Grübelnd geht sie in die neue Skisaison
Den Vergleich als Taylor Swift des Skisports tut sie grin-send ab. Geht alles seinen Gang, wird Mikaela Shiffrin in diesem Ski-Winter die nächsten Fabelmarken auf der Piste knacken. Zum 100. Weltcupsieg fehlen nur noch drei Siege. Und bleibt die 29-Jährige verletzungsfrei, ist ihr der sechste Triumph im Gesamtweltcup nur schwer zu nehmen. Und doch ha-ben die Negativerfahrungen der Vorsaison Einschnitte hinterlassen.
Als erste Konsequenz lässt Shiffrin nach ihrem schweren Sturz in Cortina d’Ampezzo in der Vorsaison die Abfahrt sausen. «Mehr Super-G, aber keine Abfahrt in dieser Saison», lautet der neue Zugang.
Als oberstes Saisonziel will Shiffrin «buchstäblich so bleiben, wie ich bin». Die Rückeroberung des Gesamtweltcups von Lara Gut-Behrami bezeichnet sie als «meinen Leitstern» für den WM-Winter. Mit der sechsten grossen Kugel würde sie mit Rekordsiegerin Annemarie Moser-Pröll gleichziehen. In Sachen Hunderter hält sie den Ball flach, lässt aber durchblicken, dass ihr an der Marke ähnlich viel wie an der Verbesserung des Rekordes von Ingemar Stenmark (86 Siege) liegt. Platzierungsziele im herkömmlichen Sinn habe sie schon länger nicht mehr. «Ich will einfach so weitermachen wie bisher und hart arbeiten », so Shiffrin.
Lebensverändernder Moment
Schwierige Monate liegen hinter ihr. Das Schicksal ihres norwegischen Partners Aleksander Kilde, der sich in Wengen schwere Beinund Schulterverletzungen zugezogen hatte, war ein Schlag. Shiffrin spricht von einem lebensverändernden Moment, wie es der Tod ihres Vaters Jeff im Jahr 2020 war. Das Ski-Traumpaar sinnierte offenbar sogar über einen gemeinsamen Rücktritt. «Es gab Momente, in denen wir uns müde gefühlt ha-ben. » Zumindest symbolisch rückten sie mit der Verlobung im April noch näher zusammen. Der Ring wurde so designt, dass er auch im Rennhandschuh passt.

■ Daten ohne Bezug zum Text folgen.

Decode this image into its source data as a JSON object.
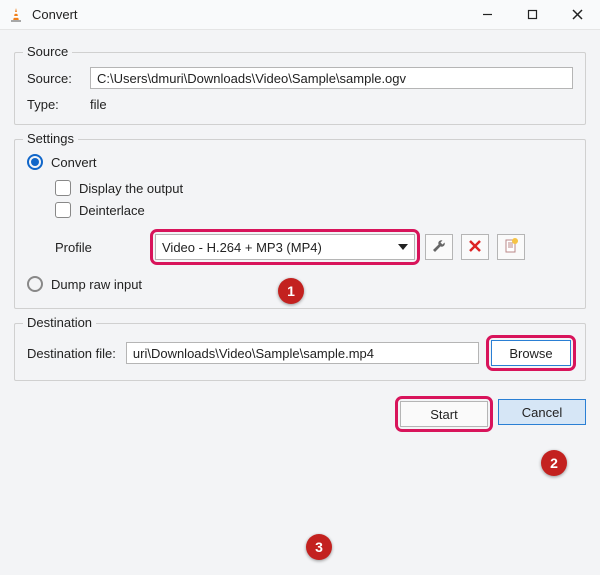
{
  "window": {
    "title": "Convert"
  },
  "source": {
    "legend": "Source",
    "source_label": "Source:",
    "source_value": "C:\\Users\\dmuri\\Downloads\\Video\\Sample\\sample.ogv",
    "type_label": "Type:",
    "type_value": "file"
  },
  "settings": {
    "legend": "Settings",
    "convert_label": "Convert",
    "display_output_label": "Display the output",
    "deinterlace_label": "Deinterlace",
    "profile_label": "Profile",
    "profile_selected": "Video - H.264 + MP3 (MP4)",
    "dump_raw_label": "Dump raw input"
  },
  "destination": {
    "legend": "Destination",
    "file_label": "Destination file:",
    "file_value": "uri\\Downloads\\Video\\Sample\\sample.mp4",
    "browse_label": "Browse"
  },
  "footer": {
    "start_label": "Start",
    "cancel_label": "Cancel"
  },
  "badges": {
    "b1": "1",
    "b2": "2",
    "b3": "3"
  }
}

Während Shiffrin wieder durchstartet, ist Kilde auch neun Monate nach dem Unfall vom Comeback weit entfernt. Im Juli musste der Speedspezialist wegen einer Infektion in der Schulter erneut unters Messer. «Wir dachten, er hat es überstanden. Umso schwieriger war es», sagt Shiffrin. Kilde betonte indes sein Ziel, noch einmal in den Weltcup zurückzukommen. Weil er wegen anhaltender Antibiotika-Einnahme nur eingeschränkt trainieren kann, hat er sich mittlerweile für ein Londoner Fernstudium (Finanzen und Immobilien) eingeschrieben.
Auch Shiffrin macht sich Gedanken über die Zukunft. «Irgendwann will ich eine Familie haben, es gibt andere Dinge, die ich erleben will – all das wird Jahr für Jahr wichtiger.» Noch liegt ihr Fokus aber auf dem Sport. «So lange die Motivation und Bereitschaft da sind, Opfer zu bringen, werde ich weitermachen.» Seit einiger Zeit hat das Paar seine gemeinsame «Homebase» im österreichischen Innsbruck.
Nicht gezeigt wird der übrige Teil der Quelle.